On the police, HURIWA said the revelations about the gross Human Rights abuses suffered by Nigerians in the hands of Police as revealed by the various judicial investigative panels on the #ENDSARS# Protests, there is the urgency of the now for the Inspector General of Police to carry out thorough house cleaning because obviously, professional standards of the Police is in steady decline and the operatives have become notorious extralegal executioners of citizens in custody.

The Rights group said the IGP needs to collate, understudy and implement the recommendations emanating from these investigative probes and he needs to understand that the Police is in a race against time to reform and become better-disciplined professionals.

HURIWA said the deliberate delay by the National Assembly and the Executive arm of government to accede to the groundswell of calls for the reforms of the notorious Nigerian police Force and create State Police has escalated the gross Human Rights abuses committed by the Police all across Nigeria with Imo State as the CENTRE OF USE OF EXTRAJUDICIAL EXECUTIONS OF CITIZENS BY THE POLICE.

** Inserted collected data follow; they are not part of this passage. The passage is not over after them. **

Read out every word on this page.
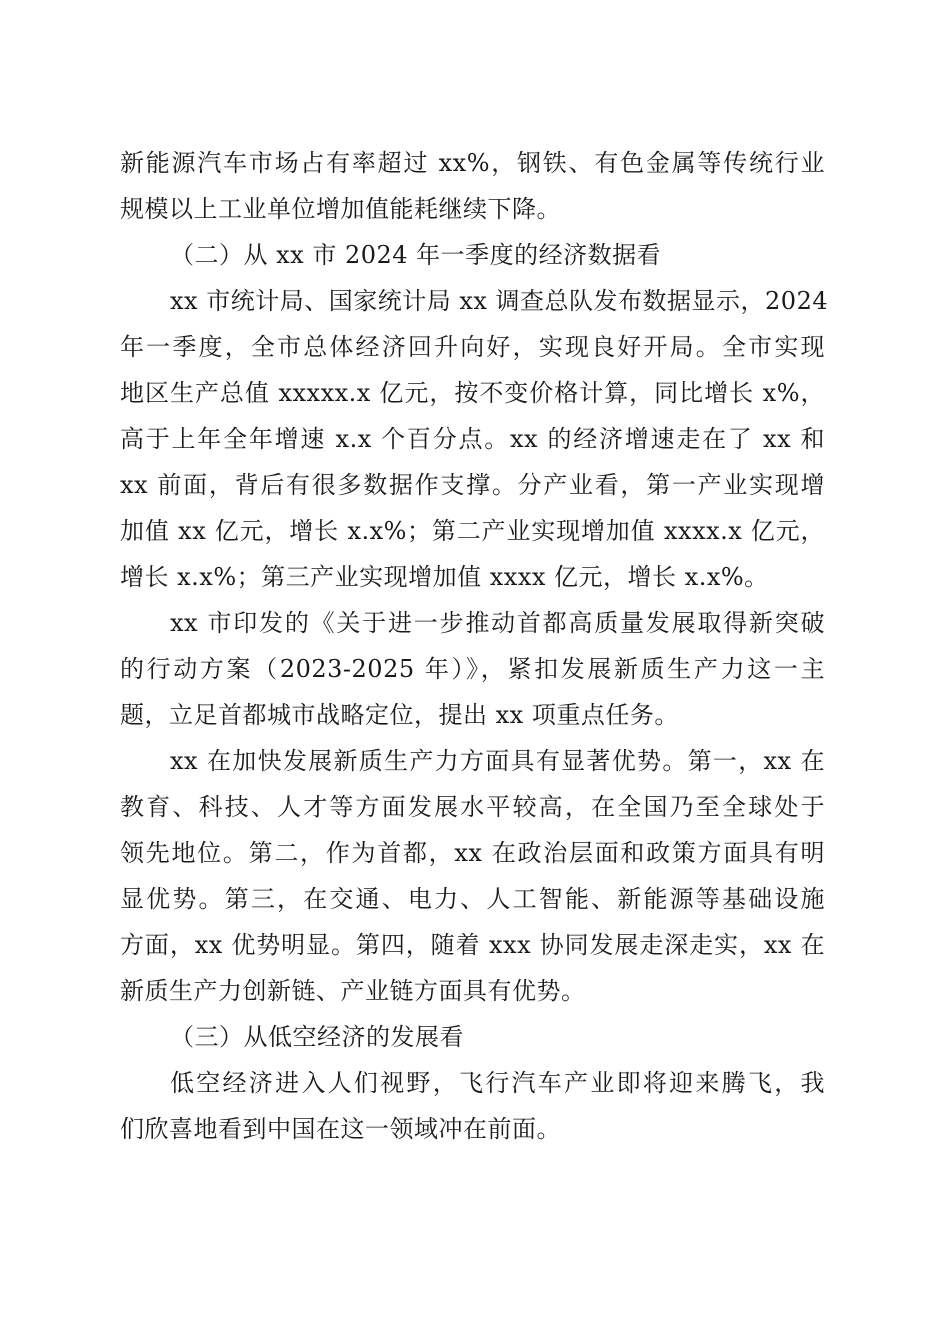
新能源汽车市场占有率超过 xx%，钢铁、有色金属等传统行业
规模以上工业单位增加值能耗继续下降。
（二）从 xx 市 2024 年一季度的经济数据看
xx 市统计局、国家统计局 xx 调查总队发布数据显示，2024
年一季度，全市总体经济回升向好，实现良好开局。全市实现
地区生产总值 xxxxx.x 亿元，按不变价格计算，同比增长 x%，
高于上年全年增速 x.x 个百分点。xx 的经济增速走在了 xx 和
xx 前面，背后有很多数据作支撑。分产业看，第一产业实现增
加值 xx 亿元，增长 x.x%；第二产业实现增加值 xxxx.x 亿元，
增长 x.x%；第三产业实现增加值 xxxx 亿元，增长 x.x%。
xx 市印发的《关于进一步推动首都高质量发展取得新突破
的行动方案（2023-2025 年）》，紧扣发展新质生产力这一主
题，立足首都城市战略定位，提出 xx 项重点任务。
xx 在加快发展新质生产力方面具有显著优势。第一，xx 在
教育、科技、人才等方面发展水平较高，在全国乃至全球处于
领先地位。第二，作为首都，xx 在政治层面和政策方面具有明
显优势。第三，在交通、电力、人工智能、新能源等基础设施
方面，xx 优势明显。第四，随着 xxx 协同发展走深走实，xx 在
新质生产力创新链、产业链方面具有优势。
（三）从低空经济的发展看
低空经济进入人们视野，飞行汽车产业即将迎来腾飞，我
们欣喜地看到中国在这一领域冲在前面。
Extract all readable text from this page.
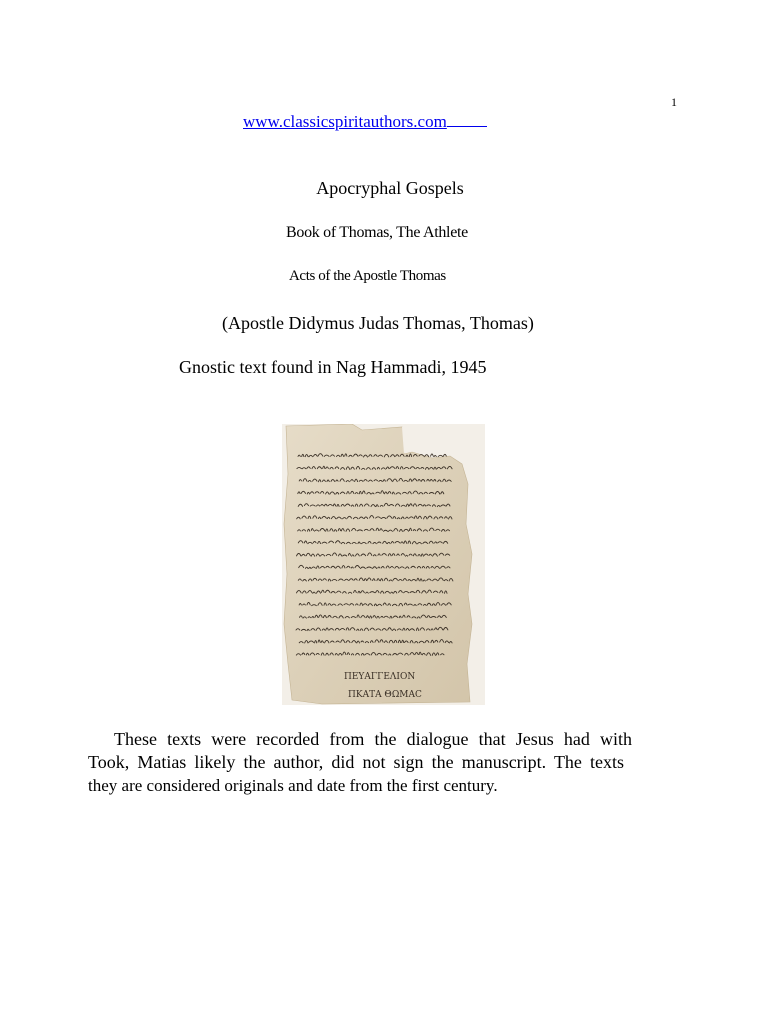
1
www.classicspiritauthors.com
Apocryphal Gospels
Book of Thomas, The Athlete
Acts of the Apostle Thomas
(Apostle Didymus Judas Thomas, Thomas)
Gnostic text found in Nag Hammadi, 1945
ΠΕΥΑΓΓΕΛΙΟΝ
ΠΚΑΤΑ ΘΩΜΑC

These texts were recorded from the dialogue that Jesus had with

Took, Matias likely the author, did not sign the manuscript. The texts

they are considered originals and date from the first century.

HURIWA has also advocated the sustenance of the Human Rights desks within the police just as the Rights group said the National Assembly needs to pass a law compelling the Police and security agencies running detention facilities including the NPF, the EFCC, the ICPC, the DSS and the Military to open them up for impromptu investigations and monitoring by credible Civil Rights groups.

HURIWA said the decision to overlook the heightened cases of extralegal killings by security forces is a threat to the national security interest of Nigeria.